Sarwar believes Labour has a narrow pathway to victory in May if it can mobilise its voters and replicate the success it had in the central belt and the Western Isles in 2024. Its campaigners are motivated and well-funded, and its ground operation is effective as it demonstrated last June when it surprisingly won the seat of Hamilton, Larkhall and Stonehouse from the SNP in a Holyrood by-election. The SNP is struggling to defend its poor record on education, NHS waiting lists and public services more generally. Nigel Farage has called Glasgow the “asylum capital of Europe” and Sarwar concedes that a housing crisis in the city has exacerbated unease over uncontrolled migration and open borders.
The mood in Scotland has darkened since the independence referendum when what the Scottish writer Gerry Hassan called an “independence of the mind” flourished. The zeal and intellectual fervour that characterised the independence movement back then has curdled into a kind of sullen resentment. Support for the SNP has fallen from its peak but remains resilient.
Swinney is an uninspiring but shrewd first minister. Sarwar says he specialises in the “politics of fear and blame”. Swinney’s campaign strategy has been likened to the meme of Homer Simpson backing into a hedge: an exercise in apologetic retreat. Swinney claims he can still deliver independence and win an overall majority as Alex Salmond’s SNP did in 2011. Even committed nationalists are sceptical and Forbes, the most accomplished politician at Holyrood, is no longer with him.
After May, nationalist secessionist parties could, for the first time, be in power in Scotland, Wales and Northern Ireland. That’s something entirely new in British politics. What if the SNP, Plaid Cymru and Sinn Fein start to coordinate and lead a Celtic rebellion against Westminster? Are Labour and the political class in London prepared for the turmoil to come?
The United Kingdom may be the most successful multinational state in modern history, but its unity is fragile and the old party system has fragmented. As Sarwar recognises, Labour is Britain’s last true one nation party, the only unionist party capable of winning in England, Scotland and Wales as it did in 2024. He praises what Andy Burnham has achieved in Manchester as a model of how Labour can rebuild in Scotland: he calls it unity through activist government and greater devolution.

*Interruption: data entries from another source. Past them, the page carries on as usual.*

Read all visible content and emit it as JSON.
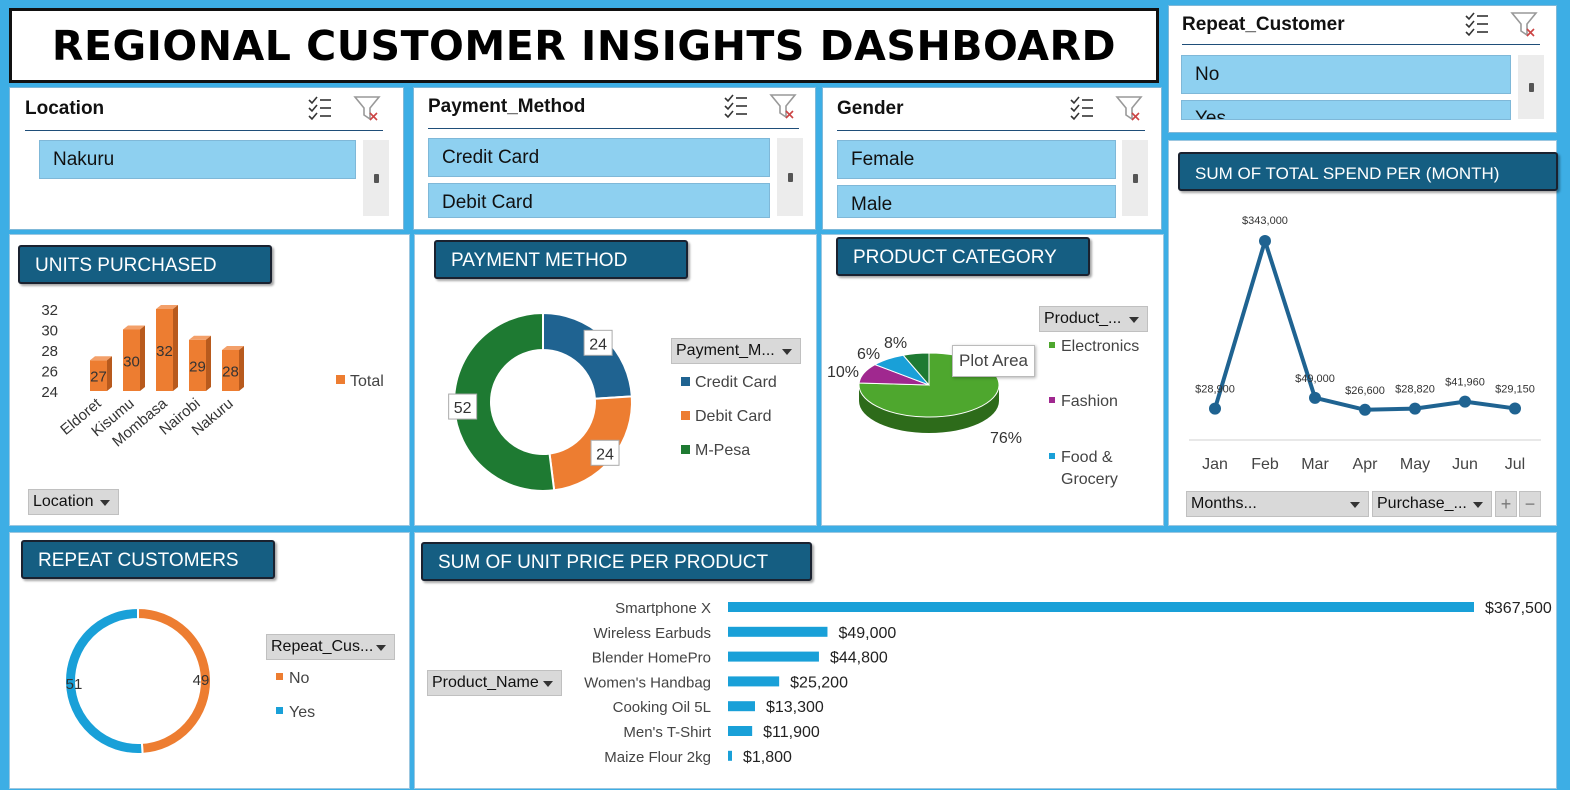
{
  "title": "REGIONAL CUSTOMER INSIGHTS DASHBOARD",
  "slicers": {
    "location": {
      "title": "Location",
      "items": [
        "Nakuru"
      ]
    },
    "payment": {
      "title": "Payment_Method",
      "items": [
        "Credit Card",
        "Debit Card"
      ]
    },
    "gender": {
      "title": "Gender",
      "items": [
        "Female",
        "Male"
      ]
    },
    "repeat": {
      "title": "Repeat_Customer",
      "items": [
        "No",
        "Yes"
      ]
    }
  },
  "colors": {
    "accent": "#155e82",
    "orange": "#ed7d31",
    "blue": "#1f6391",
    "green": "#1e7a32",
    "lightblue": "#19a0d8",
    "pie_green": "#4ea72e",
    "pie_purple": "#a0288f"
  },
  "chart_data": [
    {
      "id": "units",
      "type": "bar",
      "title": "UNITS PURCHASED",
      "categories": [
        "Eldoret",
        "Kisumu",
        "Mombasa",
        "Nairobi",
        "Nakuru"
      ],
      "series": [
        {
          "name": "Total",
          "values": [
            27,
            30,
            32,
            29,
            28
          ]
        }
      ],
      "yticks": [
        "32",
        "30",
        "28",
        "26",
        "24"
      ],
      "ylim": [
        24,
        32
      ],
      "field_button": "Location"
    },
    {
      "id": "payment",
      "type": "pie",
      "title": "PAYMENT METHOD",
      "labels": [
        "Credit Card",
        "Debit Card",
        "M-Pesa"
      ],
      "values": [
        24,
        24,
        52
      ],
      "field_button": "Payment_M..."
    },
    {
      "id": "category",
      "type": "pie",
      "title": "PRODUCT CATEGORY",
      "labels": [
        "Electronics",
        "Fashion",
        "Food & Grocery"
      ],
      "legend_lines": [
        [
          "Electronics"
        ],
        [
          "Fashion"
        ],
        [
          "Food &",
          "Grocery"
        ]
      ],
      "values": [
        76,
        10,
        8
      ],
      "value_labels": [
        "76%",
        "10%",
        "8%"
      ],
      "extra_label": "6%",
      "tooltip": "Plot Area",
      "field_button": "Product_..."
    },
    {
      "id": "spend",
      "type": "line",
      "title": "SUM OF TOTAL SPEND PER (MONTH)",
      "categories": [
        "Jan",
        "Feb",
        "Mar",
        "Apr",
        "May",
        "Jun",
        "Jul"
      ],
      "values": [
        28900,
        343000,
        49000,
        26600,
        28820,
        41960,
        29150
      ],
      "value_labels": [
        "$28,900",
        "$343,000",
        "$49,000",
        "$26,600",
        "$28,820",
        "$41,960",
        "$29,150"
      ],
      "ylim": [
        0,
        360000
      ],
      "field_buttons": [
        "Months...",
        "Purchase_..."
      ]
    },
    {
      "id": "repeat",
      "type": "pie",
      "title": "REPEAT CUSTOMERS",
      "labels": [
        "No",
        "Yes"
      ],
      "values": [
        49,
        51
      ],
      "field_button": "Repeat_Cus..."
    },
    {
      "id": "unitprice",
      "type": "bar",
      "orientation": "horizontal",
      "title": "SUM OF UNIT PRICE PER PRODUCT",
      "categories": [
        "Smartphone X",
        "Wireless Earbuds",
        "Blender HomePro",
        "Women's Handbag",
        "Cooking Oil 5L",
        "Men's T-Shirt",
        "Maize Flour 2kg"
      ],
      "values": [
        367500,
        49000,
        44800,
        25200,
        13300,
        11900,
        1800
      ],
      "value_labels": [
        "$367,500",
        "$49,000",
        "$44,800",
        "$25,200",
        "$13,300",
        "$11,900",
        "$1,800"
      ],
      "field_button": "Product_Name"
    }
  ]
}
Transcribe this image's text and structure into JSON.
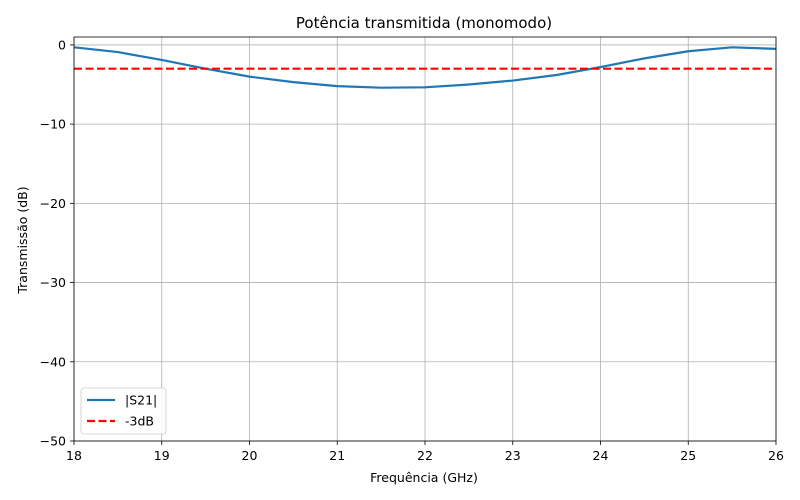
{
  "chart_data": {
    "type": "line",
    "title": "Potência transmitida (monomodo)",
    "xlabel": "Frequência (GHz)",
    "ylabel": "Transmissão (dB)",
    "xlim": [
      18,
      26
    ],
    "ylim": [
      -50,
      1
    ],
    "xticks": [
      18,
      19,
      20,
      21,
      22,
      23,
      24,
      25,
      26
    ],
    "yticks": [
      0,
      -10,
      -20,
      -30,
      -40,
      -50
    ],
    "xtick_labels": [
      "18",
      "19",
      "20",
      "21",
      "22",
      "23",
      "24",
      "25",
      "26"
    ],
    "ytick_labels": [
      "0",
      "−10",
      "−20",
      "−30",
      "−40",
      "−50"
    ],
    "grid": true,
    "legend_position": "lower-left",
    "series": [
      {
        "name": "|S21|",
        "color": "#1f77b4",
        "style": "solid",
        "x": [
          18,
          18.5,
          19,
          19.5,
          20,
          20.5,
          21,
          21.5,
          22,
          22.5,
          23,
          23.5,
          24,
          24.5,
          25,
          25.5,
          26
        ],
        "y": [
          -0.3,
          -0.9,
          -1.9,
          -3.0,
          -4.0,
          -4.7,
          -5.2,
          -5.4,
          -5.35,
          -5.0,
          -4.5,
          -3.8,
          -2.8,
          -1.7,
          -0.8,
          -0.3,
          -0.5
        ]
      },
      {
        "name": "-3dB",
        "color": "#ff0000",
        "style": "dashed",
        "x": [
          18,
          26
        ],
        "y": [
          -3,
          -3
        ]
      }
    ]
  }
}
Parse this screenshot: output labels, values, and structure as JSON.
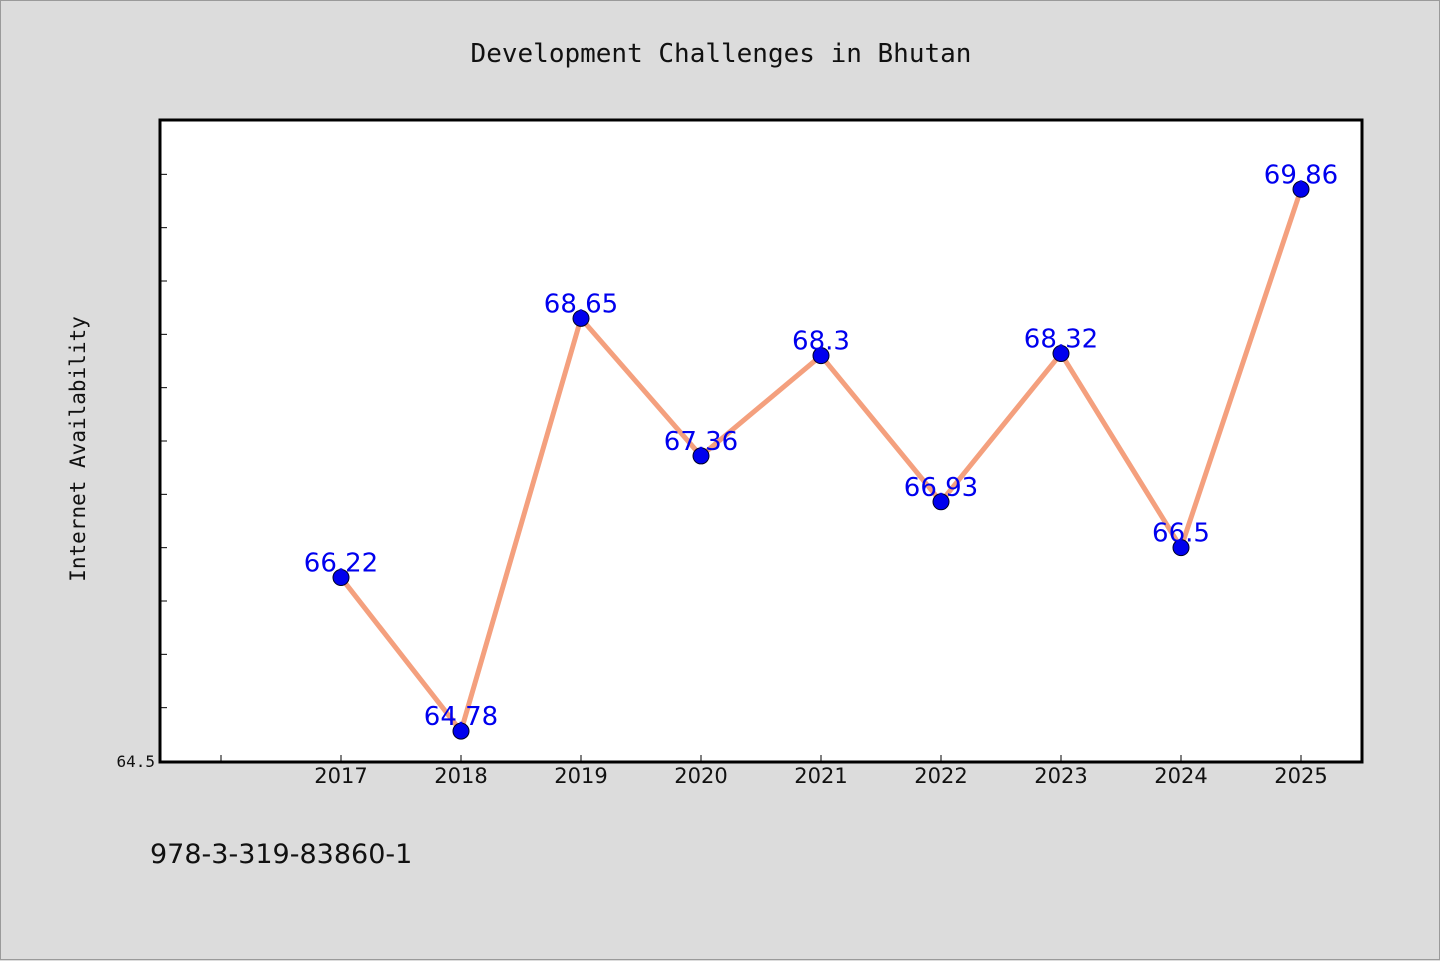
{
  "chart_data": {
    "type": "line",
    "title": "Development Challenges in Bhutan",
    "xlabel": "",
    "ylabel": "Internet Availability",
    "categories": [
      "2017",
      "2018",
      "2019",
      "2020",
      "2021",
      "2022",
      "2023",
      "2024",
      "2025"
    ],
    "series": [
      {
        "values": [
          66.22,
          64.78,
          68.65,
          67.36,
          68.3,
          66.93,
          68.32,
          66.5,
          69.86
        ],
        "labels": [
          "66.22",
          "64.78",
          "68.65",
          "67.36",
          "68.3",
          "66.93",
          "68.32",
          "66.5",
          "69.86"
        ]
      }
    ],
    "ylim": [
      64.5,
      70.5
    ],
    "yticks_labeled": [
      "64.5"
    ],
    "grid": false,
    "legend": "none",
    "line_color": "#f4a07e",
    "marker_color": "#0000ee",
    "label_color": "#0000ee"
  },
  "footer": {
    "isbn": "978-3-319-83860-1"
  }
}
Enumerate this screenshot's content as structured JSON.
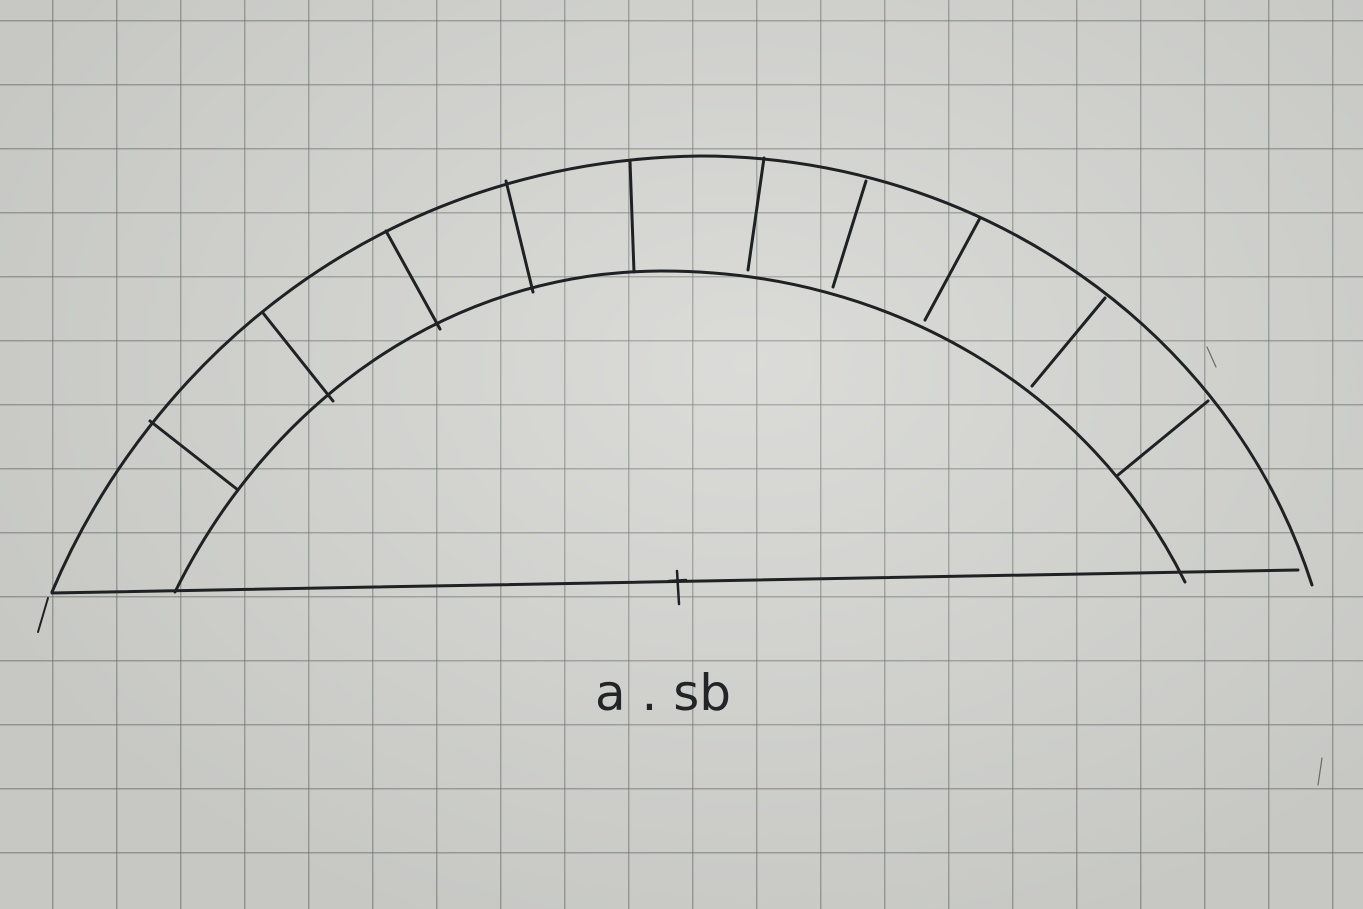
{
  "figure": {
    "caption": "a . sb"
  }
}
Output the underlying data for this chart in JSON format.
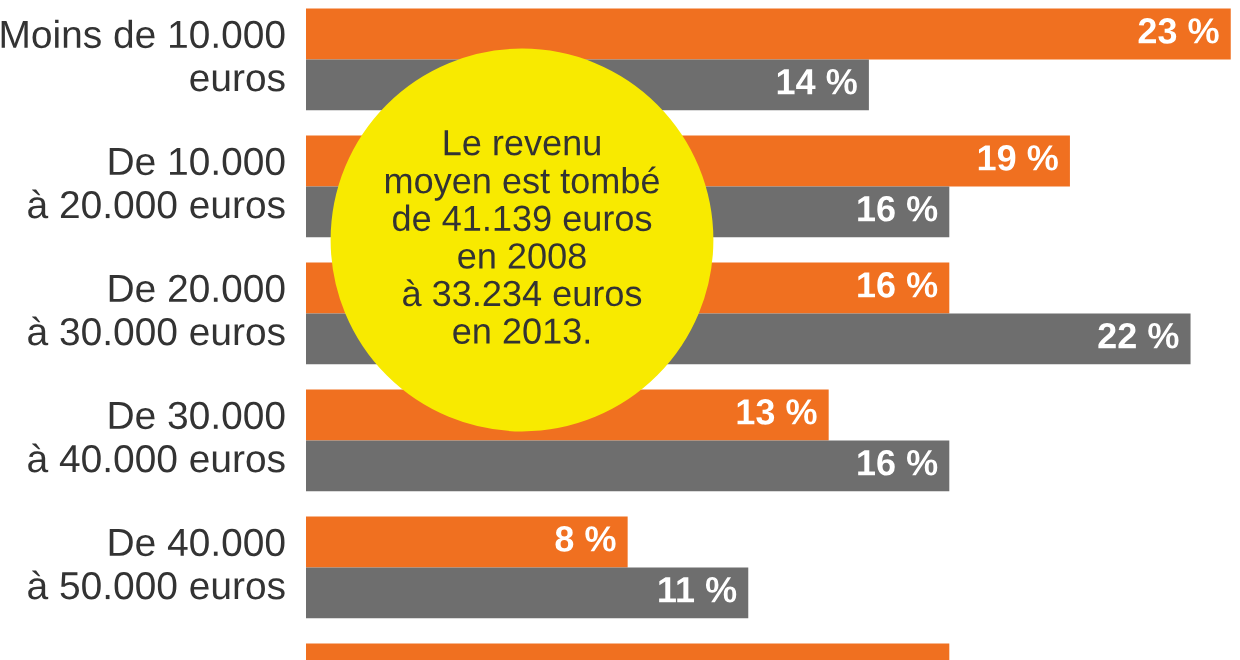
{
  "chart_data": {
    "type": "bar",
    "orientation": "horizontal",
    "categories": [
      "Moins de 10.000\neuros",
      "De 10.000\nà 20.000 euros",
      "De 20.000\nà 30.000 euros",
      "De 30.000\nà 40.000 euros",
      "De 40.000\nà 50.000 euros",
      null
    ],
    "series": [
      {
        "color": "#f07020",
        "values": [
          23,
          19,
          16,
          13,
          8,
          16
        ],
        "value_labels": [
          "23 %",
          "19 %",
          "16 %",
          "13 %",
          "8 %",
          null
        ]
      },
      {
        "color": "#6e6e6e",
        "values": [
          14,
          16,
          22,
          16,
          11,
          null
        ],
        "value_labels": [
          "14 %",
          "16 %",
          "22 %",
          "16 %",
          "11 %",
          null
        ]
      }
    ],
    "annotations": [
      "Le revenu\nmoyen est tombé\nde 41.139 euros\nen 2008\nà 33.234 euros\nen 2013."
    ],
    "legend": false
  }
}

He has not spoken to Starmer since February. “He phoned me a couple of days after I’d done the press conference, and he was absolutely unequivocal that he wanted me to win. I obviously thanked him. It was a very human conversation rather than a political one. I said I was always acting on what I thought was in the interest of Scotland.”
If Sarwar were to deliver an improbable Labour victory - as he believes he can, despite the SNP beginning the campaign with a 15-point lead – he might yet, paradoxically, save Starmer’s premiership. How would he feel about that? “I want to save Scotland from the SNP. We’re choosing the first minister of Scotland. Let’s not pretend we’re choosing something else.”